On November 16, 2023 I attended the first day of the Sequoia Project Annual Meeting held this year in San Diego. With more than 250 attendees, I was curious about the state of TEFCA, other projects like the e-Health Exchange and Carequality, and other national networking activities. I was particularly interested in how public health played into the plans of this organization.
The sessions I attended were pretty good. After they got past the usual organizational awards and such, MickeyTrepathi, the National Coordinator for Health Information Technology gave a keynote speech about the state of affairs from ONC’s point of view. No real surprise in what he said as ONC is completely driven by the requirements of the 21st Century Cures Act. that means that the focus was on TEFCA, Information Blocking (including the new proposed regulations on penalties and disincentives for non-compliance), and standards like USCDI/USCDI+ and FHIR. One of the interesting things that Mickey conceded is that though ONC certification for EHRs required that products expose an FHIR query endpoint by December 31, 2022, the actual deployment of these APIs in production by healthcare organizations is very limited. Similarly, where FHIR implementations do exist, there are more FHIR servers willing to provide data through this standard than client organizations interested in actually querying (we have experienced that problem while trying to test our immunization bulk FHIR implementation and can’t find a partner to query).

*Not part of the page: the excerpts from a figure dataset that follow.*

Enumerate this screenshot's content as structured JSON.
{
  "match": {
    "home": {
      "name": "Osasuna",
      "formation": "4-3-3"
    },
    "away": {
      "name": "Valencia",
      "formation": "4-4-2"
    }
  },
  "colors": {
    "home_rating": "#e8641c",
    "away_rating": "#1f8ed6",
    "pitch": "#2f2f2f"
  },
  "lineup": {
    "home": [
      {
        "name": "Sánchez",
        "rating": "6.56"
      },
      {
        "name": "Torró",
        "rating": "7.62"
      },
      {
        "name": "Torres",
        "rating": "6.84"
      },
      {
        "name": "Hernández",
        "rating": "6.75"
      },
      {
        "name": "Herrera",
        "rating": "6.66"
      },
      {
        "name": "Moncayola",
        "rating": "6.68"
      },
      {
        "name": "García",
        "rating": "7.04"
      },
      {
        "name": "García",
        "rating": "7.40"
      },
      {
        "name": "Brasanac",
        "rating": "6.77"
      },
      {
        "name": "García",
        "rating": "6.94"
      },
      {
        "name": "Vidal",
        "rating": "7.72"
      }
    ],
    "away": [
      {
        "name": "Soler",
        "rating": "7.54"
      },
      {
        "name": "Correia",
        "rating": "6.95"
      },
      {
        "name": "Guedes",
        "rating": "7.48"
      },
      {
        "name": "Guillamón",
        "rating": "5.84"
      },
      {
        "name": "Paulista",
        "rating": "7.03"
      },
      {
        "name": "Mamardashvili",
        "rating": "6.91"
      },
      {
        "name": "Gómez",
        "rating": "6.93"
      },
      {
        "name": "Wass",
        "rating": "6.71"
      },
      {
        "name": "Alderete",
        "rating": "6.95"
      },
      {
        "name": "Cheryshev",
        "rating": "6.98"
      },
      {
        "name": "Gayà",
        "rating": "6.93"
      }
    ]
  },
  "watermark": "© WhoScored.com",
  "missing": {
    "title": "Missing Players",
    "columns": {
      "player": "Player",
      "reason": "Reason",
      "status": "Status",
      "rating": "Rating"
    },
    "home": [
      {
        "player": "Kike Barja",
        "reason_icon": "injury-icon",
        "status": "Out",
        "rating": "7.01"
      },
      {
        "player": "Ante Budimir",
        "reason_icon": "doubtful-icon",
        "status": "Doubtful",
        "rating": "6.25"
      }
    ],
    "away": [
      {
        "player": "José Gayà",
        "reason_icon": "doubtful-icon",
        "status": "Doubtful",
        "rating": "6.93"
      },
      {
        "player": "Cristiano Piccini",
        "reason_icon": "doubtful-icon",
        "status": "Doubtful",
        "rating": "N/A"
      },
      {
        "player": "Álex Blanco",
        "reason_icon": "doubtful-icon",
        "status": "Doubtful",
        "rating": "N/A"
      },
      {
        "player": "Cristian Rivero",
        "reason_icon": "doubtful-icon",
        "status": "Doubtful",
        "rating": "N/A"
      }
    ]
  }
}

The exciting news was the imminent announcement of the first Qualified Health Information Network (QHIN) designations which will mark the initial participants in the new TEFCA-driven national network. ONC expects to announce these qualified organizations at its 2023 Annual Meeting in December 2023. There was discussion about public health and TEFCA; public health is one of the six “exchange purposes,” though among the ones for initial implementation. It remains unclear exactly how public health will leverage the TEFCA network once it’s up and running.
The next session was specifically about public health, and included a presentation by Dr. Jennifer Layden, Director for the Office of Public Health Data, Surveillance, and Technology (OPHDST) at CDC. She reviewed the CDC’s Data Modernization Initiative (DMI) and the supporting Public Health Data Strategy. There was nothing said in this presentation that we have not heard before. I suppose for some of the people in the room this was new. The Sequoia Project has a public health workgroup which grew out of some earlier work on emergency preparedness and response. Its membership is by invitation only and while it is a community of practice for public health issues it is only a consultative body for public health issues related to TEFCA.
There were some additional interesting sessions as well, including significant emphasis on consumer access and how that will play out in TEFCA as well as identity resolution (knowing who is who from a clinical records perspective) which is required if pervasive health information exchange is going to take place. There were sessions on multi-factor authentication which has become a fixture in our online environment and lots of discussion about how all of these topics play out using FHIR. I fully expect ongoing discussions of these topics over the coming months and years.